All the ideas you presented in your questions are based on buffering the data. Even if you run a routine for every keyword-worker pair, this will buffer one element in every routine and, unless you implement the limit on total number of routines, you'll run out of memory. And even if you always leave some room for the quickest worker to spawn a new routine, the input queue won't be able to deliver new items as it would be choked on the slowest worker.

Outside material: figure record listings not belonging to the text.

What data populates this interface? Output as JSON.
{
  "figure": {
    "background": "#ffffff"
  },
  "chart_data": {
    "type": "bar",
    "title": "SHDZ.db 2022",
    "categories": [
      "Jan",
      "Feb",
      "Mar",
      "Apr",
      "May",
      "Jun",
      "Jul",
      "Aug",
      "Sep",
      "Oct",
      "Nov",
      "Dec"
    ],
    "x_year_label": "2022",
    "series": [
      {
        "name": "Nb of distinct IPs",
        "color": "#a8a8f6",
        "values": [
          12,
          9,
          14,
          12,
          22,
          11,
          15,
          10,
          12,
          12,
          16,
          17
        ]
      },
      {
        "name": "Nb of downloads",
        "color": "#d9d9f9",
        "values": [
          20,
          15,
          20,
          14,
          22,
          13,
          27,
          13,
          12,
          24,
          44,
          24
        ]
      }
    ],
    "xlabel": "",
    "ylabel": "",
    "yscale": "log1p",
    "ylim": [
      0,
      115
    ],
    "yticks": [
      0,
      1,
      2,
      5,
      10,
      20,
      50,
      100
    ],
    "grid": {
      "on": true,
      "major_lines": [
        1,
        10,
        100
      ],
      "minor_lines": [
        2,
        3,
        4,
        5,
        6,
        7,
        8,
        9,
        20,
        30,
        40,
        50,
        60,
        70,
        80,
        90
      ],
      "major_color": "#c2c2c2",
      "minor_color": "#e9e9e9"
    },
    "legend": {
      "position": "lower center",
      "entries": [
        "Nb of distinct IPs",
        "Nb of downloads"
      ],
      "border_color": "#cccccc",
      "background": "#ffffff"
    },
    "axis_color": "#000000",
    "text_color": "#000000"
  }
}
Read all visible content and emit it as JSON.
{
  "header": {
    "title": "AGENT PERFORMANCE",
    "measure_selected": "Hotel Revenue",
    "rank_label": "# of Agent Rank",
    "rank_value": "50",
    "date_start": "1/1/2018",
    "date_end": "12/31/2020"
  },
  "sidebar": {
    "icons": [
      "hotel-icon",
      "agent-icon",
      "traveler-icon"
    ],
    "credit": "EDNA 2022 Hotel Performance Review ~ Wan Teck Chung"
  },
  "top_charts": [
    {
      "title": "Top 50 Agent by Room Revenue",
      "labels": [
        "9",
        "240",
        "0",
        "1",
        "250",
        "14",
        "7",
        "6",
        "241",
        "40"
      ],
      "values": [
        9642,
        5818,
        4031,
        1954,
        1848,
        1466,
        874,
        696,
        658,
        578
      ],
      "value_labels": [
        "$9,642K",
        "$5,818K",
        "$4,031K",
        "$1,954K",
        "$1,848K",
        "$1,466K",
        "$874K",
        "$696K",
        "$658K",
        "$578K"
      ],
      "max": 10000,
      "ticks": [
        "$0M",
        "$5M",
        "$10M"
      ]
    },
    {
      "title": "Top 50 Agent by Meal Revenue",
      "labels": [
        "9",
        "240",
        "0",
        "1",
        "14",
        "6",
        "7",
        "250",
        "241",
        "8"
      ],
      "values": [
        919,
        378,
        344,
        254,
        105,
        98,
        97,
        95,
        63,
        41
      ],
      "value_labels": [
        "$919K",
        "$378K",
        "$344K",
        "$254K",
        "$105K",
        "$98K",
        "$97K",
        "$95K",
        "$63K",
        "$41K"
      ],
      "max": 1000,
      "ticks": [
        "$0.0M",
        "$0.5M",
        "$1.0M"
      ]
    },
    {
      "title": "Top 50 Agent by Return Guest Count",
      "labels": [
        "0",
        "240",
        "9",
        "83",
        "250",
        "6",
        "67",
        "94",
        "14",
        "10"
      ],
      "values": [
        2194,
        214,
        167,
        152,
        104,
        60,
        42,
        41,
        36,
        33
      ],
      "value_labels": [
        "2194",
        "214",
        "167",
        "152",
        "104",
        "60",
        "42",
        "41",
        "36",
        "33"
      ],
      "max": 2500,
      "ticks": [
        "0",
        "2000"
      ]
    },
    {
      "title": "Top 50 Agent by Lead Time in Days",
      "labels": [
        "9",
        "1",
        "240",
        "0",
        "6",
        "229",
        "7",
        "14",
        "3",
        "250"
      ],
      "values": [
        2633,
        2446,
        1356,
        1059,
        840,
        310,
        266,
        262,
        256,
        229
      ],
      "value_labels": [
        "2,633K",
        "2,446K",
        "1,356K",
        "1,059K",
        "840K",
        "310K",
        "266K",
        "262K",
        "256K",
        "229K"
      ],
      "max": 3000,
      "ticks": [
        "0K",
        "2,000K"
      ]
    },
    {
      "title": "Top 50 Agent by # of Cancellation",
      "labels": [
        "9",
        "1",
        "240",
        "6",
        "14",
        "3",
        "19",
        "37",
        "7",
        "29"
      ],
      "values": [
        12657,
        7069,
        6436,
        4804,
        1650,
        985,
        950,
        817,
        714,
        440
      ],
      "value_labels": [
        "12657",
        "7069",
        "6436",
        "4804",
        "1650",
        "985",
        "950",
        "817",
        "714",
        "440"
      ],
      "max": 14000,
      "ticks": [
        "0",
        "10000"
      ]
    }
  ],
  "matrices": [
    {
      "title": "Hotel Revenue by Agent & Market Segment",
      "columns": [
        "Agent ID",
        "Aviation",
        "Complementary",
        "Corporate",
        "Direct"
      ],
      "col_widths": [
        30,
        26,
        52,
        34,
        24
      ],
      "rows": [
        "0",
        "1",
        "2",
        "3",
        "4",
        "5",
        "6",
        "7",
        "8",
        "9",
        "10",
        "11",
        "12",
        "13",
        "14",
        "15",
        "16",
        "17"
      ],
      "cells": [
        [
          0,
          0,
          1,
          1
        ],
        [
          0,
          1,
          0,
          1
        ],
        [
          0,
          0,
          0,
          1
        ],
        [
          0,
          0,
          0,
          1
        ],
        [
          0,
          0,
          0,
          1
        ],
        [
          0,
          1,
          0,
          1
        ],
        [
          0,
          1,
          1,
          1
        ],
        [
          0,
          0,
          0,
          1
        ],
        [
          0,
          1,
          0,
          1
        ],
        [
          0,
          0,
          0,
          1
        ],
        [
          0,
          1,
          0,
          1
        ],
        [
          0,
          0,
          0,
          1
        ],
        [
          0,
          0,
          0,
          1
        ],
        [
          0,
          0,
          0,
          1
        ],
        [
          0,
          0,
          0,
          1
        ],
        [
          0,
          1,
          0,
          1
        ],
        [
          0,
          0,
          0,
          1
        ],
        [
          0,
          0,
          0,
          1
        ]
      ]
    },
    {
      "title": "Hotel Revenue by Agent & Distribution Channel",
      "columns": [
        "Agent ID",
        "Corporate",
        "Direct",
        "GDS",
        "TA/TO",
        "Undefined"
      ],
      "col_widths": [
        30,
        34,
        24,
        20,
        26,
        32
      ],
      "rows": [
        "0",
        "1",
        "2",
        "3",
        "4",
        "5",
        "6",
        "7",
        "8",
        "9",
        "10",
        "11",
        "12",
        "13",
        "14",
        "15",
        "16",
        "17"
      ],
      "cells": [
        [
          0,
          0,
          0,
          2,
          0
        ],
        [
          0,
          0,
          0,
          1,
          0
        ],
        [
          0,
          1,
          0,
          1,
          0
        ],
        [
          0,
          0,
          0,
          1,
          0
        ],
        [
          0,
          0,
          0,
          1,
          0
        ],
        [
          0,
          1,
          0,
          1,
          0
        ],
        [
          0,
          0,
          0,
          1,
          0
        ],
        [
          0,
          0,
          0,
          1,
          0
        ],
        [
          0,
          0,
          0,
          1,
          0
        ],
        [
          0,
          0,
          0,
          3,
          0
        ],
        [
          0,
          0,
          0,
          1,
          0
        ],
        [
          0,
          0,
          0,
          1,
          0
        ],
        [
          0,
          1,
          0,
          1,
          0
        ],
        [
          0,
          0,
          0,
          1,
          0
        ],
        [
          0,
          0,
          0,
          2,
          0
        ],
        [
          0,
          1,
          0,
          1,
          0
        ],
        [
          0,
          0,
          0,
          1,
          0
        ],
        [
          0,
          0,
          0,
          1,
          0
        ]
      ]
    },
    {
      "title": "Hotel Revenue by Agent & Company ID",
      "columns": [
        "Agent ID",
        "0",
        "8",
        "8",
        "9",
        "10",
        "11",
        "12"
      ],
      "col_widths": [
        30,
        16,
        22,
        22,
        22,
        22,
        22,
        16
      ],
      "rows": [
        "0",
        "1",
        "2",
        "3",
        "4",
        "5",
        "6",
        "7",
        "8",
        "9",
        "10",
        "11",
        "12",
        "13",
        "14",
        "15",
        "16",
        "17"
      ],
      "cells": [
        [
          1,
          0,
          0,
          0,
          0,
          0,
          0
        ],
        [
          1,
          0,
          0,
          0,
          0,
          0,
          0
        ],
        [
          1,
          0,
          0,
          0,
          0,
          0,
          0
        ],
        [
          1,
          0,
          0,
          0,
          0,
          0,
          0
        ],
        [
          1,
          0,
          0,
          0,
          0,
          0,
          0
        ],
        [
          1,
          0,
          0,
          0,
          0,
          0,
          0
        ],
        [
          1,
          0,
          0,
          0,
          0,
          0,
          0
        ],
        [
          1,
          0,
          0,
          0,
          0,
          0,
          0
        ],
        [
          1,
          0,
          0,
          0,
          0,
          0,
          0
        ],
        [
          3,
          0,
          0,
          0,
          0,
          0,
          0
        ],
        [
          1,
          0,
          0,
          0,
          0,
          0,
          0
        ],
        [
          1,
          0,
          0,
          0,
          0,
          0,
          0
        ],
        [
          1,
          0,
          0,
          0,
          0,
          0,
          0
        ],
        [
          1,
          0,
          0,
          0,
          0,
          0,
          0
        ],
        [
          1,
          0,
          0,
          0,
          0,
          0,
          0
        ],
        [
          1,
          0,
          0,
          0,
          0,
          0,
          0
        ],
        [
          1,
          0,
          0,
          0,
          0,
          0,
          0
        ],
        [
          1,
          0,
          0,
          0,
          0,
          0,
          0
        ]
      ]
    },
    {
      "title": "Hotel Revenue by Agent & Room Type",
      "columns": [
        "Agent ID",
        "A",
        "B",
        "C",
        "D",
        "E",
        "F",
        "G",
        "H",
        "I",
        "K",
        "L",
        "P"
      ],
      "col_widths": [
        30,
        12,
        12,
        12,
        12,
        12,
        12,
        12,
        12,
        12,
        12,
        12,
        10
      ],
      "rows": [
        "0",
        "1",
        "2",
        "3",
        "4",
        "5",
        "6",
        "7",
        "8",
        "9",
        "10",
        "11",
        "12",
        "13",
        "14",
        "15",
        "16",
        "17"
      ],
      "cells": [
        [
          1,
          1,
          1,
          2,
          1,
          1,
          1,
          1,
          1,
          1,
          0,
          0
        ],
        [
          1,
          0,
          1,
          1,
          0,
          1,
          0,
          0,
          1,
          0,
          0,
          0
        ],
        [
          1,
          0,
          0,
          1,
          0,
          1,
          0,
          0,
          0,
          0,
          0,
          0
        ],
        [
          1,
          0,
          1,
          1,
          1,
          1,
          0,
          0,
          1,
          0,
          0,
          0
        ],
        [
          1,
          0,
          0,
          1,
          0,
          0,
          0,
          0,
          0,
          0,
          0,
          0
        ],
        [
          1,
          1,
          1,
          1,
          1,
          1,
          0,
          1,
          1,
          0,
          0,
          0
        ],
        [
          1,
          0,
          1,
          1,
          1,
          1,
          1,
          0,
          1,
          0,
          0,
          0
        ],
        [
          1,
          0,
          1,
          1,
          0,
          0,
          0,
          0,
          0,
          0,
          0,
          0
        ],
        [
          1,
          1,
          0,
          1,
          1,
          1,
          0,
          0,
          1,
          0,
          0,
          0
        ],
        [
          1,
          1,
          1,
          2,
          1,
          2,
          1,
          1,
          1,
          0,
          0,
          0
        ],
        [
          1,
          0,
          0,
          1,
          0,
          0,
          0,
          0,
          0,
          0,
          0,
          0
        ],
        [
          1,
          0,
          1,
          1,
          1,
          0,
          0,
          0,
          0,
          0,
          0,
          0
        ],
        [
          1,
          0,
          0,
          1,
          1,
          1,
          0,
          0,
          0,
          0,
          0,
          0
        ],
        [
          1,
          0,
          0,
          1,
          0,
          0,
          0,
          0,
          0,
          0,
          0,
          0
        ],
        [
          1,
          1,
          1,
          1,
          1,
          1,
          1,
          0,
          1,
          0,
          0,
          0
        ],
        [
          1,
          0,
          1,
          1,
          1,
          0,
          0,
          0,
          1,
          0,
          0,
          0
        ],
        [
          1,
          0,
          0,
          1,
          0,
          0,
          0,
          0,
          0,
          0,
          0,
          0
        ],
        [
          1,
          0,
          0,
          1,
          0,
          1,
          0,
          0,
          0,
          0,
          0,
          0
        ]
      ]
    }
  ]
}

Buffering would solve your problem if on average you input is slower than processing time, but you have occasional spikes. If your buffer is big enough you can than accommodate the increase of throughput and maybe your quickest worker won't notice a thing.
Solution?
As go comes with buffered channels, this is the easiest to implement (also suggested by icza in the comment). Just give each worker a buffer. If you know which worker is the slowest, you can give it a bigger buffer. In this scenario you're limited by the memory of your machine.
If you're not happy with the single-machine memory limit then yes, per one of your ideas, you can "simply" store the buffer (queue) for each worker on the hard drive. But this is also limited and just postpones the blocking scenario until later. This is essentially the same as your Amazon SQS proposal (you could keep buffer in the cloud, but you need either limit it reasonably or prepare for the bill.)
The final note, depending on the system you're building, it might be not a good idea to buffer items in such a massive scale allowing to build up the backlog for the slower workers – it's often not desirable to have a worker hours, days, weeks behind the input flow and this is what would happen with an infinite buffer. The real answer then would be: improve your slowest worker to process things faster. (And add some buffering to improve the experience.)